Our 4C dataset and peak calling procedure offers an opportunity to assess the effect of 4C data quality on the reproducibility of 4C results. We investigated the minimum amount of reads required for reproducible peak calling by subsampling analysis. We iteratively (100x) and randomly sampled 200k, 100k, 50k, 20k, 10k and 5k reads from our datasets and performed peak calling. To estimate the effect of sequencing depth on performance we each time calculate the number of fragments that are shared between the original dataset and the sampled dataset (see Figure 3A for explanation). Figure 3B shows the results for two tissue-specific genes (Sox2 in mESC and α-globin (Hba1) in fetal liver). When we systematically perform the subsampling analysis for our 10 viewpoints, we find that with only 20k intrachromosomal reads per experiment we still are able to identify >90% of the original peak fragments in 15/20 4C experiments, with the majority of the 20 experiments identifying > 95% of the original fragments. Note also that downsampling does not necessarily come at the cost of a strongly increased false positive rate (Figure 3, Supplementary Figures S3–S4).
Figure 3.
Downsampling analysis shows lower bound for read depth in 4C experiments. (A) Explanatory figure for the interpretation of (B) and (C) (left) and (D) right. (B) Barplots show the effect of downsampling on replicate experiments. Replicate 4C datasets were downsampled to a fixed number of reads (shown inside the bars). Note that the number of reads per replicate is shown. peakC analysis was performed on the subsampled dataset and the result was compared to the full dataset. Results for Sox2 in mESCs and α-globin in fetal livers are shown. (C) Similar analysis as in (B) but with single experiments instead of replicate experiments. One of the three replicates was chosen for the analysis from the Sox2 and α-globin datasets. (D) Barplots show the effect of downsampling on reproducibility. A sextuplicate 4C dataset is randomly split into two sets of triplicate experiments. Both sets are subsequently subsampled to a fixed amount of reads (number of reads per replicate is shown inside the bars). After peakC analysis, the overlap in the fragments called as peaks is plotted.

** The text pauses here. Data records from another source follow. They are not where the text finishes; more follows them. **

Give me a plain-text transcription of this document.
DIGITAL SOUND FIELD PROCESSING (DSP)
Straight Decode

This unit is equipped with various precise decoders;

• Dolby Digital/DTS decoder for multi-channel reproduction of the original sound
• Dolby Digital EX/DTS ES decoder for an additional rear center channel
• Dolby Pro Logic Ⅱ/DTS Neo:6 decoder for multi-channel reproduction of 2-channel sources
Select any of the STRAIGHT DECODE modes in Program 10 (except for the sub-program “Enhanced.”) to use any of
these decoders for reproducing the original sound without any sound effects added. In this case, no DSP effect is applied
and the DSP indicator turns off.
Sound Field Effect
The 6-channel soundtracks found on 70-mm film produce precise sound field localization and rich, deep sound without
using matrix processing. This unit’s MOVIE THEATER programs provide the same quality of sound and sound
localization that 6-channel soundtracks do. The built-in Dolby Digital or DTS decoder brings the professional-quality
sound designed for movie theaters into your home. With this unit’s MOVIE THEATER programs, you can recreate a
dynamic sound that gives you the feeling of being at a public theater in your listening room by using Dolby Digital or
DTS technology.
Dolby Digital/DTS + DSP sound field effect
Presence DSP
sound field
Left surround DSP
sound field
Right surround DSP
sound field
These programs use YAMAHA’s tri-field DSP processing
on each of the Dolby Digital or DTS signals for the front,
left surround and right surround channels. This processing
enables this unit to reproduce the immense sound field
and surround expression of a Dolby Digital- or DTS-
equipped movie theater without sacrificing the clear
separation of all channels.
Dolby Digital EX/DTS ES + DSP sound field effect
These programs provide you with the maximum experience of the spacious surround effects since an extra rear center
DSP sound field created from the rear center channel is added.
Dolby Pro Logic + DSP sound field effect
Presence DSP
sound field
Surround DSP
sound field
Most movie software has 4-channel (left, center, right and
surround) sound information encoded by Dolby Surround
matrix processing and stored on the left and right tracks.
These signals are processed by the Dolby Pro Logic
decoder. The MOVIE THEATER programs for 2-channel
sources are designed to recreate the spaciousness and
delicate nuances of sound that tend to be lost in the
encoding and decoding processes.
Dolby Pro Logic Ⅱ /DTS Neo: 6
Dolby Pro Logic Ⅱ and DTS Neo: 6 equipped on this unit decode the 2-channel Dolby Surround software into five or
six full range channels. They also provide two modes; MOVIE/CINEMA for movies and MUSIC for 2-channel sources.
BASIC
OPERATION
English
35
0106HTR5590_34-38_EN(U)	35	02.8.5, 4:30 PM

We also performed the downsampling analysis on the single experiments. As expected downsampling with single experiments leads to higher levels of false positives and false negatives, however the effect is rather modest. It is important to note here that this analysis shows that discrepancy in regions that were identified as peaks across the single experiments, were persistent through repeated downsampling (Supplementary Figure S5B). This means that deeper sequencing of 4C amplicons will not result in more reliable contact peak calling. Rather, based on these analyses we conclude that the inclusion of an additional 4C template is a far more effective method to reduce false positive peak calls.

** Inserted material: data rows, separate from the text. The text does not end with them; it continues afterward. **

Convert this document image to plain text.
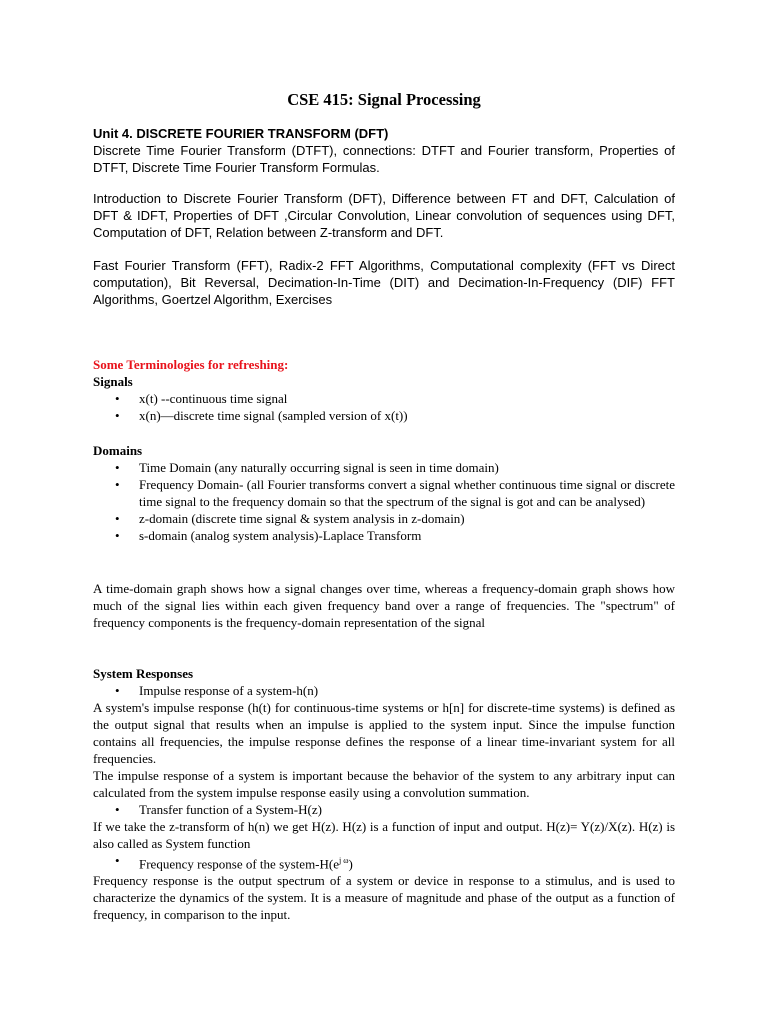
CSE 415: Signal Processing

Unit 4. DISCRETE FOURIER TRANSFORM (DFT)

Discrete Time Fourier Transform (DTFT), connections: DTFT and Fourier transform, Properties of DTFT, Discrete Time Fourier Transform Formulas.

Introduction to Discrete Fourier Transform (DFT), Difference between FT and DFT, Calculation of DFT & IDFT, Properties of DFT ,Circular Convolution, Linear convolution of sequences using DFT, Computation of DFT, Relation between Z-transform and DFT.

Fast Fourier Transform (FFT), Radix-2 FFT Algorithms, Computational complexity (FFT vs Direct computation), Bit Reversal, Decimation-In-Time (DIT) and Decimation-In-Frequency (DIF) FFT Algorithms, Goertzel Algorithm, Exercises

Some Terminologies for refreshing:

Signals

• x(t) --continuous time signal
• x(n)—discrete time signal (sampled version of x(t))

Domains

• Time Domain (any naturally occurring signal is seen in time domain)
• Frequency Domain- (all Fourier transforms convert a signal whether continuous time signal or discrete time signal to the frequency domain so that the spectrum of the signal is got and can be analysed)
• z-domain (discrete time signal & system analysis in z-domain)
• s-domain (analog system analysis)-Laplace Transform

A time-domain graph shows how a signal changes over time, whereas a frequency-domain graph shows how much of the signal lies within each given frequency band over a range of frequencies. The "spectrum" of frequency components is the frequency-domain representation of the signal

System Responses

• Impulse response of a system-h(n)

A system's impulse response (h(t) for continuous-time systems or h[n] for discrete-time systems) is defined as the output signal that results when an impulse is applied to the system input. Since the impulse function contains all frequencies, the impulse response defines the response of a linear time-invariant system for all frequencies.

The impulse response of a system is important because the behavior of the system to any arbitrary input can calculated from the system impulse response easily using a convolution summation.

• Transfer function of a System-H(z)

If we take the z-transform of h(n) we get H(z). H(z) is a function of input and output. H(z)= Y(z)/X(z). H(z) is also called as System function

• Frequency response of the system-$H(e^{j \omega})$

Frequency response is the output spectrum of a system or device in response to a stimulus, and is used to characterize the dynamics of the system. It is a measure of magnitude and phase of the output as a function of frequency, in comparison to the input.
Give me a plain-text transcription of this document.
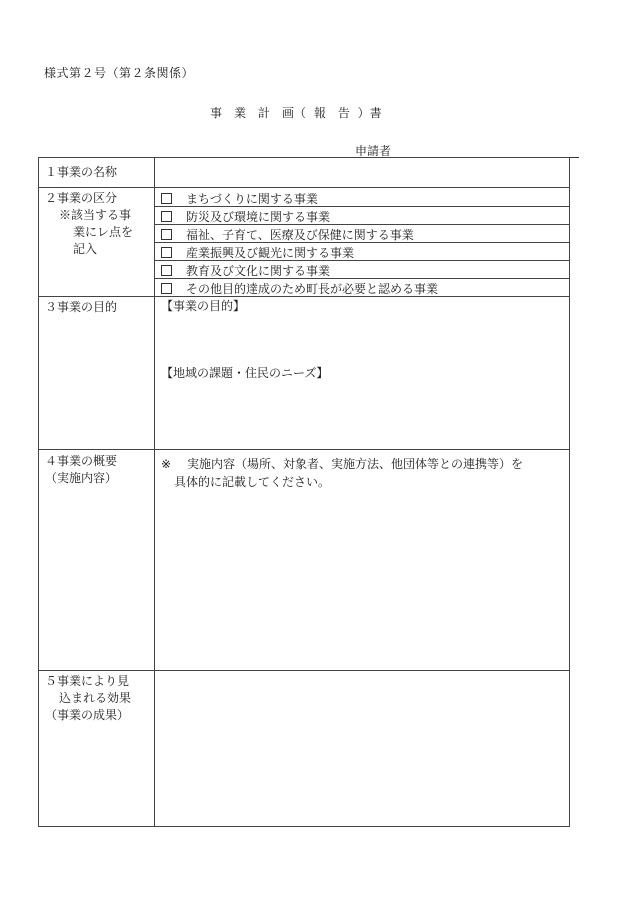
様式第２号（第２条関係）
事　業　計　画（ 報　告 ）書
申請者
１事業の名称
２事業の区分
※該当する事
業にレ点を
記入
まちづくりに関する事業
防災及び環境に関する事業
福祉、子育て、医療及び保健に関する事業
産業振興及び観光に関する事業
教育及び文化に関する事業
その他目的達成のため町長が必要と認める事業
３事業の目的	【事業の目的】
【地域の課題・住民のニーズ】
４事業の概要
（実施内容）
※ 実施内容（場所、対象者、実施方法、他団体等との連携等）を
具体的に記載してください。
５事業により見
込まれる効果
（事業の成果）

To further emphasize the importance of adding replicate template experiments, we determined the impact of downsampling on two sets of replicate experiments. To this end we downsampled 6 replicate experiments and divided them into two groups of three replicates and compared the identified contact peaks between the two experiments. As is clear from Figure 3D downsampling to only 20k intrachromosomal reads per replicate results in only limited numbers of false positive and false negative contact peak fragments. Summarizing, these sampling results show that (i) our peak calling algorithm with replicates is very robust between two sets of replicate experiments, (ii) that only a very limited number of reads is necessary for reproducible peak calling and (iii) the inclusion of replicate templates reduces false positive contact peak calls.
As an alternative to the inverse PCR-based 4C, one can also use a hybridization capture strategy to identify ligated fragments. Because the so-called Capture-C strategy (10,32) is also a one-vs-all strategy like 4C, peakC can be used to identify interactions from these data. Figure 4A shows examples from a multiplexed capture strategy (10) for the α-globin (Hba) and β-globin (Hbb) genes in murine ter119+ cells. peakC clearly identifies the super-enhancers known as the locus control regions that regulate these genes as interactions. In Figure 4B, we show an analysis of a Capture-C experiment in mESCs, which shows a more subtle interaction pattern. From a CTCF binding site in the α-globin region we identify three consecutive CTCF sites as interaction partners, even though the interactions are much less pronounced in mESCs compared to ter119+ cells. These results show the sensitivity of combining Capture-C with the peakC analysis method. By performing a downsampling analysis we can assess the amount of reads at which the signal starts to break down (Figure 4C). The results suggest that decreasing the amount of reads in a Capture-C experiment does not generate a large number of false negatives, but that the number of false positives does increase. It is important to note that, because Capture-C is less sensitive to spurious fragment amplification, smaller window sizes can be used for the identification of interaction regions; a window size of five still gives significant interactions, which brings the resolution in the kilobase range.
Figure 4.
peakC enables the identification of peaks in Capture-C data. (A) peakC output for Capture-C data from the α-globin (Hba, top) and β-globin locus (Hbb, bottom) in mouse erythroid cells. Capture-C data was taken from (10). α-globin and β-globin genes are marked in green. Below the Capture-C data the H3K27ac ChIPseq signal (23) is plotted in darkblue. (B) peakC output for Capture-C data from a CTCF site in mESCs in the α-globin locus. Capture-C data was taken from (21). CTCF data was taken from (16). (C) Downsampling analysis similar to Figure 2B) for the Capture-C datasets shown in A). (D) peakC output for a selected locus from PCHiC data from human erythroblasts.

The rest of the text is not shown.